If you work in the construction industry, chances are you have at least some familiarity with the Construction Lien Act. If money is owing to you, you may be able to register a lien against title to the property for the project. The lien acts as security for the amounts owing until a proper determination can be made of the outstanding accounts.

Whether you retain the right to lien depends on a number of factors—it’s not always as easy as counting 45 days after the last date of supply. Knowledgeable legal counsel can certainly help you in figuring this out.

But what if your lien rights have expired? Or what if a lien isn’t the right way to go in your case? The Construction Lien Act may still assist.

Under the Construction Lien Act, financing for the project is seen as flowing down from the owner to the contractor to the subcontractors and suppliers. Imagine a pyramid with the owner at the top, the contractor one level down, and the many subcontractors and suppliers at the bottom. Basically, the monies used to finance the project are paid to the owner, which then pays the contractor. The contractor then uses part of those monies to pay out the subcontractors and suppliers.

If funds are not paid out as required, there may be a basis to sue for breach of trust. Simply, an action for breach of trust may exist when the project financing does not flow down the pyramid and contractors, subcontractors and suppliers are left unpaid. The owner responsible for paying the contractor may be said to be holding funds “in trust” for the contractor—the owner may be the trustee for the beneficiary contractor. The same relationship can extend to contractors and subcontractors.

The Construction Lien Act recognizes that it is the individuals in charge of the trust who decide what to do with trust funds. As such, the directors, officers and employees of a trustee—the people with authority or control over the company—could be sued in their own name.

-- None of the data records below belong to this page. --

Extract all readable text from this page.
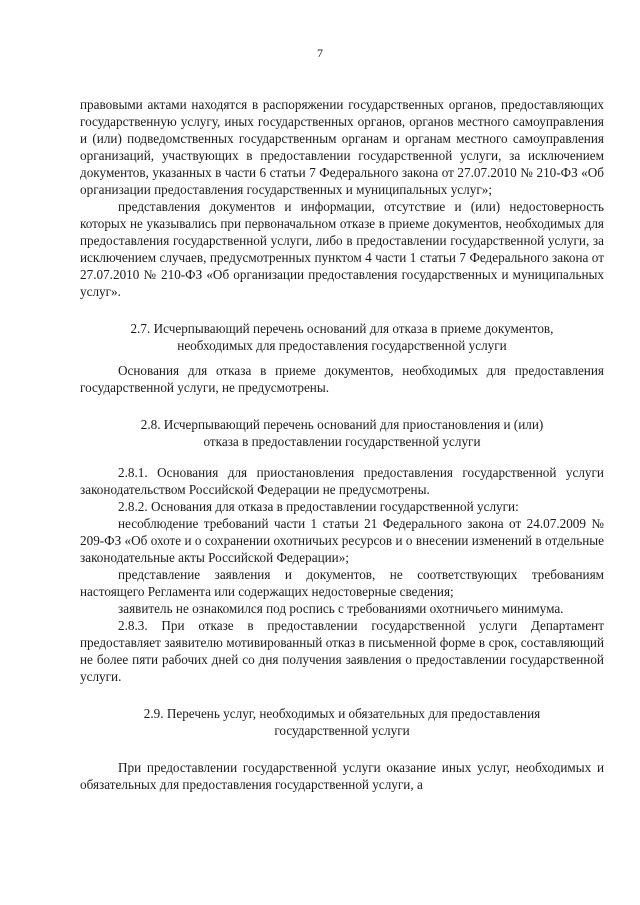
7

правовыми актами находятся в распоряжении государственных органов, предоставляющих государственную услугу, иных государственных органов, органов местного самоуправления и (или) подведомственных государственным органам и органам местного самоуправления организаций, участвующих в предоставлении государственной услуги, за исключением документов, указанных в части 6 статьи 7 Федерального закона от 27.07.2010 № 210-ФЗ «Об организации предоставления государственных и муниципальных услуг»;

представления документов и информации, отсутствие и (или) недостоверность которых не указывались при первоначальном отказе в приеме документов, необходимых для предоставления государственной услуги, либо в предоставлении государственной услуги, за исключением случаев, предусмотренных пунктом 4 части 1 статьи 7 Федерального закона от 27.07.2010 № 210-ФЗ «Об организации предоставления государственных и муниципальных услуг».

2.7. Исчерпывающий перечень оснований для отказа в приеме документов,
необходимых для предоставления государственной услуги

Основания для отказа в приеме документов, необходимых для предоставления государственной услуги, не предусмотрены.

2.8. Исчерпывающий перечень оснований для приостановления и (или)
отказа в предоставлении государственной услуги

2.8.1. Основания для приостановления предоставления государственной услуги законодательством Российской Федерации не предусмотрены.

2.8.2. Основания для отказа в предоставлении государственной услуги:

несоблюдение требований части 1 статьи 21 Федерального закона от 24.07.2009 № 209-ФЗ «Об охоте и о сохранении охотничьих ресурсов и о внесении изменений в отдельные законодательные акты Российской Федерации»;

представление заявления и документов, не соответствующих требованиям настоящего Регламента или содержащих недостоверные сведения;

заявитель не ознакомился под роспись с требованиями охотничьего минимума.

2.8.3. При отказе в предоставлении государственной услуги Департамент предоставляет заявителю мотивированный отказ в письменной форме в срок, составляющий не более пяти рабочих дней со дня получения заявления о предоставлении государственной услуги.

2.9. Перечень услуг, необходимых и обязательных для предоставления
государственной услуги

При предоставлении государственной услуги оказание иных услуг, необходимых и обязательных для предоставления государственной услуги, а
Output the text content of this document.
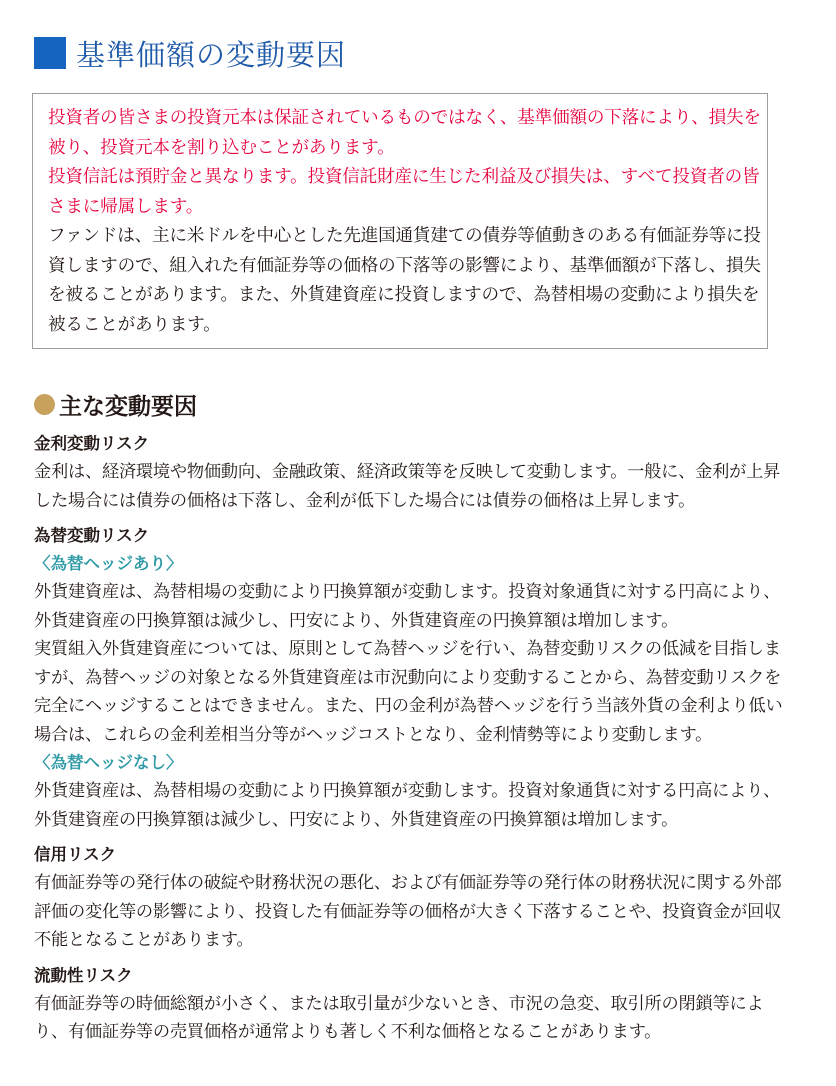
基準価額の変動要因

投資者の皆さまの投資元本は保証されているものではなく、基準価額の下落により、損失を被り、投資元本を割り込むことがあります。

投資信託は預貯金と異なります。投資信託財産に生じた利益及び損失は、すべて投資者の皆さまに帰属します。

ファンドは、主に米ドルを中心とした先進国通貨建ての債券等値動きのある有価証券等に投資しますので、組入れた有価証券等の価格の下落等の影響により、基準価額が下落し、損失を被ることがあります。また、外貨建資産に投資しますので、為替相場の変動により損失を被ることがあります。

主な変動要因
金利変動リスク

金利は、経済環境や物価動向、金融政策、経済政策等を反映して変動します。一般に、金利が上昇した場合には債券の価格は下落し、金利が低下した場合には債券の価格は上昇します。

為替変動リスク
〈為替ヘッジあり〉

外貨建資産は、為替相場の変動により円換算額が変動します。投資対象通貨に対する円高により、外貨建資産の円換算額は減少し、円安により、外貨建資産の円換算額は増加します。

実質組入外貨建資産については、原則として為替ヘッジを行い、為替変動リスクの低減を目指しますが、為替ヘッジの対象となる外貨建資産は市況動向により変動することから、為替変動リスクを完全にヘッジすることはできません。また、円の金利が為替ヘッジを行う当該外貨の金利より低い場合は、これらの金利差相当分等がヘッジコストとなり、金利情勢等により変動します。

〈為替ヘッジなし〉

外貨建資産は、為替相場の変動により円換算額が変動します。投資対象通貨に対する円高により、外貨建資産の円換算額は減少し、円安により、外貨建資産の円換算額は増加します。

信用リスク

有価証券等の発行体の破綻や財務状況の悪化、および有価証券等の発行体の財務状況に関する外部評価の変化等の影響により、投資した有価証券等の価格が大きく下落することや、投資資金が回収不能となることがあります。

流動性リスク

有価証券等の時価総額が小さく、または取引量が少ないとき、市況の急変、取引所の閉鎖等により、有価証券等の売買価格が通常よりも著しく不利な価格となることがあります。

While a breach of trust may seem straightforward, it is not simple. If, for example, all the project funds are paid out down the construction pyramid but there are insufficient funds to pay out all the subcontractors and suppliers, there is no breach of trust.

The purpose of the Construction Lien Act is to protect the smaller players in the construction industry from larger and more powerful owners and contractors. The remedies allowed are extraordinary; as such, they are particular. If you think you may have a claim and you wish to canvas your options, you will want to consult with a lawyer with specific knowledge and experience as to how the Construction Lien Act can work for you.